Police are investigating reports that someone moved one of the bodies in order to cover up the fact that the person died at the house located at 179 Boston St., according to Salem’s Ward 2 City Councilor Michael Sosnowski, who created a subcommittee to try to regulate the facilities, which are variously called “rooming houses” or “sober houses.’’
A sober house is a substance-free rooming house for people who are addicted to drugs and alcohol, city officials said. Sosnowski said Hilltop Manor was acting as a kind of sober house even though it wasn’t licensed as one.
“Rather than have circumstances of the of the body show up and display that the action happened there, the body was removed and brought over to (another address),” Sosnowski said during a telephone interview this afternoon. “The neighbors were obviously upset about this and as time passed, learning the body did not originate there.
“It’s very upsetting. Here we are having all these negative impacts throughout Salem and there’s nothing we can do about it,” he said.
Sosnowski said the city currently has no regulations to control the roughly one dozen sober and rooming houses in Salem. Drug dependence is protected under the federal Americans with Disabilities Act.
Salem Mayor Kim Driscoll said today she was interested in exploring tougher regulations of the homes.
“If there’s any way to play a larger role in regulating these houses we certainly want to do that,’’ she said.
Sosnowski said one regulation the city is going to try to require at the facilities is a live-in manager that is licensed or certified.
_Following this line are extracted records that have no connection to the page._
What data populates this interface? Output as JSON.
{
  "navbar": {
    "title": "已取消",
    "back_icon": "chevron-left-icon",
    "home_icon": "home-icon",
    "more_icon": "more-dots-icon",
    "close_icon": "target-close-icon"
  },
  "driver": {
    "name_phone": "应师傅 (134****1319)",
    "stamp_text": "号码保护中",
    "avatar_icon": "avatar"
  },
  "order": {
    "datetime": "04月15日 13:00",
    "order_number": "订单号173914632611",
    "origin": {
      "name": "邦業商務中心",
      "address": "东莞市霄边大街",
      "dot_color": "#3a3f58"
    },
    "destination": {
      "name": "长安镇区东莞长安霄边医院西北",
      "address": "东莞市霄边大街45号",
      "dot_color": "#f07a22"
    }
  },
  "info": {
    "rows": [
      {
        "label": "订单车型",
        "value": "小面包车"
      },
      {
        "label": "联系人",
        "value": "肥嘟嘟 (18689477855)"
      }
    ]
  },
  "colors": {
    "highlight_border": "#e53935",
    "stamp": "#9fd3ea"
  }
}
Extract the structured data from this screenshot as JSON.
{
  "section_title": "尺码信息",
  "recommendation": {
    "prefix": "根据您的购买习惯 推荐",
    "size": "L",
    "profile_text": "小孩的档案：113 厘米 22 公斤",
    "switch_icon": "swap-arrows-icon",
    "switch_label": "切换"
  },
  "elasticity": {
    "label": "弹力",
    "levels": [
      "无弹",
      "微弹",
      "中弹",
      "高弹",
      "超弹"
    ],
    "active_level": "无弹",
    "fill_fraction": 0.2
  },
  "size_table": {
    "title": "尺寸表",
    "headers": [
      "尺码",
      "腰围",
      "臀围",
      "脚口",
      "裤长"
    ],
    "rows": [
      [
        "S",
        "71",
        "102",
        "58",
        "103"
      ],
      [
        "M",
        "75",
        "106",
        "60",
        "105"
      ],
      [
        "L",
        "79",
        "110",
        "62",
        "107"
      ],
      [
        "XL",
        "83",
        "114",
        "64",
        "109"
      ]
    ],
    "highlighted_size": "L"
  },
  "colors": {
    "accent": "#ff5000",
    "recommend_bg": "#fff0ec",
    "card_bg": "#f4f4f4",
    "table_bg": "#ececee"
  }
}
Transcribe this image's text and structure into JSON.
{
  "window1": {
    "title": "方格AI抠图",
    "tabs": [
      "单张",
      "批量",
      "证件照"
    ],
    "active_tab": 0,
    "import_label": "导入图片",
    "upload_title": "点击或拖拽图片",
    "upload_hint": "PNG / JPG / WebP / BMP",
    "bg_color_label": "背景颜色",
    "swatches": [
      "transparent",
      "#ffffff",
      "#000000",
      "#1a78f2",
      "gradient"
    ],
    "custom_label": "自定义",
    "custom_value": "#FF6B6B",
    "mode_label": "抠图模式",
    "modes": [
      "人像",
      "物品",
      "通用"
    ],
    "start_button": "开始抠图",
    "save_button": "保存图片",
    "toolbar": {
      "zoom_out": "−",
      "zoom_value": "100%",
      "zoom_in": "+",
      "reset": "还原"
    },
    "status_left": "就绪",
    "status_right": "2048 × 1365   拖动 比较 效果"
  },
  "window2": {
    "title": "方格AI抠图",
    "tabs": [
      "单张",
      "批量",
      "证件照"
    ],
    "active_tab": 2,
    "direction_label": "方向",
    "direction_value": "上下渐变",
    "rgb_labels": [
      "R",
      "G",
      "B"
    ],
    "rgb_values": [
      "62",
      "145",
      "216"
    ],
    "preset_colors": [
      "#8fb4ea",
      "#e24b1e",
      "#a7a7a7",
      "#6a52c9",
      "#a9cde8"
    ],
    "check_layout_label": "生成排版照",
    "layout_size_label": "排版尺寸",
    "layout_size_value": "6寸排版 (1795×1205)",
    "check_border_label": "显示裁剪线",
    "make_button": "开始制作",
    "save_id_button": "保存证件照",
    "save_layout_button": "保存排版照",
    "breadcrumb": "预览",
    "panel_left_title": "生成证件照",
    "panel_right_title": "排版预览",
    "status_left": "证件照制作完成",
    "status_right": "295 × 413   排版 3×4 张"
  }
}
“We can’t just ban these houses because there are people that legitimately use them,” Sosnowski said. “At the same time these houses are being abused by people that like to play the system. We need to establish a set of rules and guidelines.‘’
Salem Police Chief Paul F. Tucker said police responded 54 times to Hilltop Manor between 2010 and 2011 for various public disturbances.
Tucker said a 30-year-old man died there on Nov. 9 and a 40-year-old man died on Dec. 4. The medical examiner has yet to determine the cause of death, according to Sosnowski.
Tucker, who declined to provide the victim’s names, said an investigation into the moving of the body of the man who died Nov. 9 body is continuing.
“I’m in favor of any tools to help us do our job and improve the quality of life,” Tucker said. “[The city] is looking at how it can discipline them. If there’s a problem the landlord would have the ability to move people and make sure they are in compliance of fire code and health code.”
This past fall Sosnowski created a city council subcommittee on rules and regulations for boarding, lodging and sober houses after neighbors complained about the license for a Howard Street facility changing ownership with hardly any oversight from the city’s licensing board.
Sosnowski said there will be a public hearing on the issue in February.
“We don’t want to step on anyone’s constitutional rights, they have rights as well,” he said. “There’s so much to talk about. It’s so early in the conversation.”